Baked Risotto, from Cover & Bake (When I went to link this book on Amazon, I see that it’s no longer available new, out of print I suppose? But this book is worth buying used or from a third-party seller, if just for the macaroni and cheese, baked ravioli and baked risotto.)
This does not mimic the exact texture of traditional risotto cooked on the stove, but its a darn good easy side dish.
3 1/2 c chicken broth
2 bay leaves
4 T butter
1 medium onion, minced
3 medium garlic cloves, sliced thin (I just used minced)
2 c Arborio rice
Large pinch of saffron (optional) (I never use saffron because I don’t keep it on hand)
1/2 c dry white wine
2 oz Parmesan cheese, grated fine (about 1 c)
ground black pepper
- Adjust oven rack to the middle position and heat the oven to 400 degrees. Bring the broth and bay leaves to a simmer in a medium saucepan over medium heat. Cover the pot and reduce the heat to the lowest setting to keep the broth warm until needed.

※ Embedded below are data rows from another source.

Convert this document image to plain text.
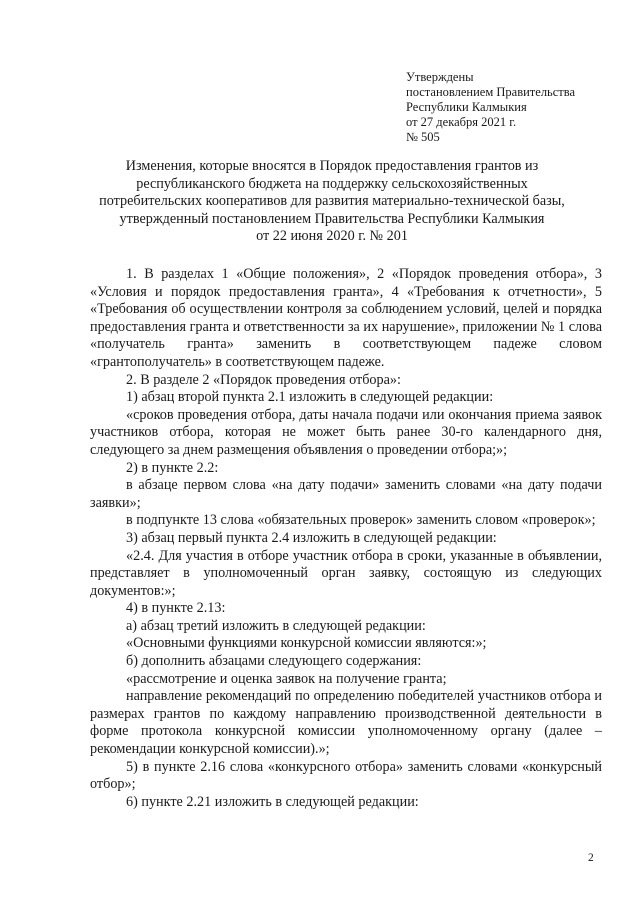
Утверждены
постановлением Правительства
Республики Калмыкия
от 27 декабря 2021 г.
№ 505
Изменения, которые вносятся в Порядок предоставления грантов из
республиканского бюджета на поддержку сельскохозяйственных
потребительских кооперативов для развития материально-технической базы,
утвержденный постановлением Правительства Республики Калмыкия
от 22 июня 2020 г. № 201

1. В разделах 1 «Общие положения», 2 «Порядок проведения отбора», 3 «Условия и порядок предоставления гранта», 4 «Требования к отчетности», 5 «Требования об осуществлении контроля за соблюдением условий, целей и порядка предоставления гранта и ответственности за их нарушение», приложении № 1 слова «получатель гранта» заменить в соответствующем падеже словом «грантополучатель» в соответствующем падеже.

2. В разделе 2 «Порядок проведения отбора»:

1) абзац второй пункта 2.1 изложить в следующей редакции:

«сроков проведения отбора, даты начала подачи или окончания приема заявок участников отбора, которая не может быть ранее 30-го календарного дня, следующего за днем размещения объявления о проведении отбора;»;

2) в пункте 2.2:

в абзаце первом слова «на дату подачи» заменить словами «на дату подачи заявки»;

в подпункте 13 слова «обязательных проверок» заменить словом «проверок»;

3) абзац первый пункта 2.4 изложить в следующей редакции:

«2.4. Для участия в отборе участник отбора в сроки, указанные в объявлении, представляет в уполномоченный орган заявку, состоящую из следующих документов:»;

4) в пункте 2.13:

а) абзац третий изложить в следующей редакции:

«Основными функциями конкурсной комиссии являются:»;

б) дополнить абзацами следующего содержания:

«рассмотрение и оценка заявок на получение гранта;

направление рекомендаций по определению победителей участников отбора и размерах грантов по каждому направлению производственной деятельности в форме протокола конкурсной комиссии уполномоченному органу (далее – рекомендации конкурсной комиссии).»;

5) в пункте 2.16 слова «конкурсного отбора» заменить словами «конкурсный отбор»;

6) пункте 2.21 изложить в следующей редакции:

2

- Melt the butter in a 12 inch skillet oven over medium heat. Add the onions, garlic and 1/2 teaspoon salt and cook, stirring occasionally, until the onions are soft and translucent, about 10 minutes. Add the rice and saffron, if using; cook, stirring frequently until the grain edges are transparent, about 4 minutes. Add the wine and cook until the wine is completely absorbed by the rice, about 1 minute. Transfer the mixture to a 9 by 13-inch baking dish (or shallow casserole dish of similar size) and pour the warm broth over the top. Bake until the rice in tender and all the liquid is absorbed, 25-30 minutes. Stir in the parmesan and season with salt and pepper to taste, serve immediately.